もし、「中国気球」に軍事目的があるとすれば、それは今のところでは「大量に放つことによる陽動作戦の実験」くらいのものだろう。大量に気球を放って敵の出方を見る以外は、「外国から学ぼう」という論文がある程度だ。

◆中国は大量の気球を飛ばして敵を攪乱する陽動作戦を考えている

このたび撃墜された中国製の高高度気球(以後「中国気球」)自身に偵察機能があるとは思えない。なぜなら、どこに向けて飛ばすかに関して操業能力がないからだ。

そのことは<プロペラが付いている「中国気球」に操縦能力はあるか?>で書いた通りだ。

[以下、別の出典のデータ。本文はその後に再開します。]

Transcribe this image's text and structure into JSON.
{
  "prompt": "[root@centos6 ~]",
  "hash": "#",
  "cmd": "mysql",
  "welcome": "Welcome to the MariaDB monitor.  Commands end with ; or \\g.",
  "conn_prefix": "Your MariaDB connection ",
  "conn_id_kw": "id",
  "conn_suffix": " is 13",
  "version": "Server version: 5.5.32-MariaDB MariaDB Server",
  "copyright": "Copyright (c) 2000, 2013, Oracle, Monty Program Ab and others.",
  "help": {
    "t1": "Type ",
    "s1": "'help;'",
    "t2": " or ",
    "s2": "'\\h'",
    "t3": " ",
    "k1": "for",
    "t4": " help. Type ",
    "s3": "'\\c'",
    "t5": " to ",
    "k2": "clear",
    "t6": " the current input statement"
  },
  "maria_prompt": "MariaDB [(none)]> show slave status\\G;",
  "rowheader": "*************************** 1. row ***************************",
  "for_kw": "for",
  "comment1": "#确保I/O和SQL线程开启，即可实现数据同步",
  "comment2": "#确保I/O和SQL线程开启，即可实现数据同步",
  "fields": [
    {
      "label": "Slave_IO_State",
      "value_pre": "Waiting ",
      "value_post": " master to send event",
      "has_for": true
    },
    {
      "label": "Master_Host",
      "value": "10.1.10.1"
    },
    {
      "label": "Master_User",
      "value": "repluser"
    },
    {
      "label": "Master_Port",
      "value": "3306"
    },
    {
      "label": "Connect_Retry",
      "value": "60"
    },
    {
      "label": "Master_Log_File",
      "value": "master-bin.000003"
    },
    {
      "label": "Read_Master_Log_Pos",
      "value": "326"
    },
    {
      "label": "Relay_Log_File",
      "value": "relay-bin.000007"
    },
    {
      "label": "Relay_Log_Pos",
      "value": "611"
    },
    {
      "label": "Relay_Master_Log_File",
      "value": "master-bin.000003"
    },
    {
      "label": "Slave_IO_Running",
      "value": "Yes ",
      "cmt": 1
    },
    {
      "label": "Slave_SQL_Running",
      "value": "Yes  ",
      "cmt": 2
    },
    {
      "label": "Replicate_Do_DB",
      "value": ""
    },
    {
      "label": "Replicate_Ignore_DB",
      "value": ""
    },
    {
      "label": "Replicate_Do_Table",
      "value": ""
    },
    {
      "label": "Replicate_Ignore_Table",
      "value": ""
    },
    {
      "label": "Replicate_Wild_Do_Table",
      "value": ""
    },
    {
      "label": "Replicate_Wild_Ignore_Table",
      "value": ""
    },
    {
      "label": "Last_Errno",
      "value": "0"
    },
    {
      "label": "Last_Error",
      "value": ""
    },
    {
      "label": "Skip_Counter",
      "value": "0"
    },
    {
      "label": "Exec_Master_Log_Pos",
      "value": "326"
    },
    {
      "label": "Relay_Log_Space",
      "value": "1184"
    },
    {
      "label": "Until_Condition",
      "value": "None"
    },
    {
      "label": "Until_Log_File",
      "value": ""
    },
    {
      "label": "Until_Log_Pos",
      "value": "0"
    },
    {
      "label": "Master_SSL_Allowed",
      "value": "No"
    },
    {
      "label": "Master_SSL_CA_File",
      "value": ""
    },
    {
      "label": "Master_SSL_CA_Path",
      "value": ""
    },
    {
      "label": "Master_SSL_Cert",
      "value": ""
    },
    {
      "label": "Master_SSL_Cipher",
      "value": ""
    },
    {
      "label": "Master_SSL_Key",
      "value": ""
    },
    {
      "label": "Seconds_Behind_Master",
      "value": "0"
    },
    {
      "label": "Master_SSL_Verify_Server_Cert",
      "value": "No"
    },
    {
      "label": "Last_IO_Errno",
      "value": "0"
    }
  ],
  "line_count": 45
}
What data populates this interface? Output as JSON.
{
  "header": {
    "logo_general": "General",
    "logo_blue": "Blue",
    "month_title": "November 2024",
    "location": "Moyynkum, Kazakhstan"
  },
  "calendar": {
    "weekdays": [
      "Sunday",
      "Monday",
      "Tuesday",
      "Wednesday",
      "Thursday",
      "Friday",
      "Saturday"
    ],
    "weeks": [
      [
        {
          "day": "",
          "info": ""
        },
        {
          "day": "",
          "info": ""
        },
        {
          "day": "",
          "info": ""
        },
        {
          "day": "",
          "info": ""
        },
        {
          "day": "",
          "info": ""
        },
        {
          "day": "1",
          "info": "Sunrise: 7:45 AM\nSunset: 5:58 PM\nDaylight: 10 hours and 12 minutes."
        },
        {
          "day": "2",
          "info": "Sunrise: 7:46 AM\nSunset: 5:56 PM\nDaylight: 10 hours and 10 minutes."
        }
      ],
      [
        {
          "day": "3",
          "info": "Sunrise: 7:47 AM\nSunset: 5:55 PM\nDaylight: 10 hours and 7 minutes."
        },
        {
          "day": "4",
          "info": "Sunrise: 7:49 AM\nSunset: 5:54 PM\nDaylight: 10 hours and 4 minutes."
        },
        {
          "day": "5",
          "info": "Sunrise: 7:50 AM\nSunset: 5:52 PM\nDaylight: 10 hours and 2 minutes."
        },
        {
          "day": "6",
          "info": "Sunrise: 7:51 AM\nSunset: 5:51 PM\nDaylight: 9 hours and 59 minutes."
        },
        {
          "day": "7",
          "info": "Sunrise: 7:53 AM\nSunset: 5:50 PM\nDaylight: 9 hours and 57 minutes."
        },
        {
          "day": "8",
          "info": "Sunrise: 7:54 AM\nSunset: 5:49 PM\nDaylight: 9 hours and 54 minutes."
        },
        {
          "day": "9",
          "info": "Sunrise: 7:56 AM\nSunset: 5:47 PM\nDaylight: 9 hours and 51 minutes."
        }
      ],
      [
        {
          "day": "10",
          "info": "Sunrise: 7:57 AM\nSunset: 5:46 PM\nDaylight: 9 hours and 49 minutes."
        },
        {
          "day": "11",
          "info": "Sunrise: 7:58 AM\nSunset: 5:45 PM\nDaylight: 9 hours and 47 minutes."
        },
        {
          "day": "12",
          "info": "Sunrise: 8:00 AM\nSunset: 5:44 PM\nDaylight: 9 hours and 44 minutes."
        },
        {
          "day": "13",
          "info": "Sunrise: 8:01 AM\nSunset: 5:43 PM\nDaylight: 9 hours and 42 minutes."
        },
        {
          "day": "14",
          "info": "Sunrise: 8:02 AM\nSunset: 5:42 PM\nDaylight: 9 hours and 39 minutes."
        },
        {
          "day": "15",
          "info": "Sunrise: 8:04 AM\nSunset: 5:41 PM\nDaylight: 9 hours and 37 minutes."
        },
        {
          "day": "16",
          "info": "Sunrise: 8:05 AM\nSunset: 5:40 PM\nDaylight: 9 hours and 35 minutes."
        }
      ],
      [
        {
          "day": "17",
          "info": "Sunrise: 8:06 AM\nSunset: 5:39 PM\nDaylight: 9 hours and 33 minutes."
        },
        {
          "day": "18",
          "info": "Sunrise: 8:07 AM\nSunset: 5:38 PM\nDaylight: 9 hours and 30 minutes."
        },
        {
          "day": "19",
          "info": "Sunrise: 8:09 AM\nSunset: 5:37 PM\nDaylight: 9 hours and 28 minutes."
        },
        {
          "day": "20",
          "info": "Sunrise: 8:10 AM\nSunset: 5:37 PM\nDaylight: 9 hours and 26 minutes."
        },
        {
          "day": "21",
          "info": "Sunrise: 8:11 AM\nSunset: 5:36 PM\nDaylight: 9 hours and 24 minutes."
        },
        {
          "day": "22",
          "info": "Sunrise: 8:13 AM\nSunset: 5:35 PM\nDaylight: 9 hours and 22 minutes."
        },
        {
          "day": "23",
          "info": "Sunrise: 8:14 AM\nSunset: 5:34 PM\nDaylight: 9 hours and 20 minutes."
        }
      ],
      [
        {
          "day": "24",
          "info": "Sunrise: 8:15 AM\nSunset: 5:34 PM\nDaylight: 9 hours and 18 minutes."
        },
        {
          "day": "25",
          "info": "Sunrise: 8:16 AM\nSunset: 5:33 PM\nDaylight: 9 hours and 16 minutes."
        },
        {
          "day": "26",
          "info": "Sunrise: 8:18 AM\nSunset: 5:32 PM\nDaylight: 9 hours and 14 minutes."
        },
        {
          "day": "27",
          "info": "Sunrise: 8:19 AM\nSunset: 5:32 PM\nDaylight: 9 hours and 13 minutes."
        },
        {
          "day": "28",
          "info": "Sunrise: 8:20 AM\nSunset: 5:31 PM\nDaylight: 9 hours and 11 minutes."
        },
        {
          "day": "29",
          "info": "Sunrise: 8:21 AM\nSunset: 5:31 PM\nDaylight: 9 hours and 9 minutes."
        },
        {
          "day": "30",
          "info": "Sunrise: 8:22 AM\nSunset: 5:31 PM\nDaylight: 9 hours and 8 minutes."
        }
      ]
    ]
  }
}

しかし、中国が「気球と軍事」の関連付けに関して無関心かというとそうではない。

たとえば、2022年『艦船電子対抗』の第2期には<軍事対抗中の空飄球の運用>という論文が載っている。「空飄球(くうひょうきゅう)」というのは「空中に飄々(ひょうひょう)と浮遊する気球」の意味で、気球自身に偵察機能などの軍事目的があるわけでなく、大量に気球を飛ばすことによって、敵の軍事配備を攪乱(かくらん)させるという、陽動作戦のことを指す。

これに関して論文冒頭では以下のようなことが書かれている。

――空飄球は、「軽便で低リスク、低コスト、(定点)滞空時間が長い」などの特徴がある。軍事上では、敵の航路妨害、攪乱、偵察監視などの作戦で使用される。この論文では空飄球の原理と特性を分析し、これまでの(海外の)適用事例を要約し、国内外での異なる戦闘スタイルでの軍事的応用における空飄球の対抗モデルを要約し、空漂球が将来の軍事領域での応用の可能性と発展趨勢を提示した。

◆海外から気球の軍事利用技術を学ぼう!

多くの論文があるが、そのほとんどが「海外から気球の軍事利用を学ぼう」というものばかりで、アメリカや日本あるいはドイツが過去において、どのような気球の軍事利用をしてきたかということばかりが書いてある。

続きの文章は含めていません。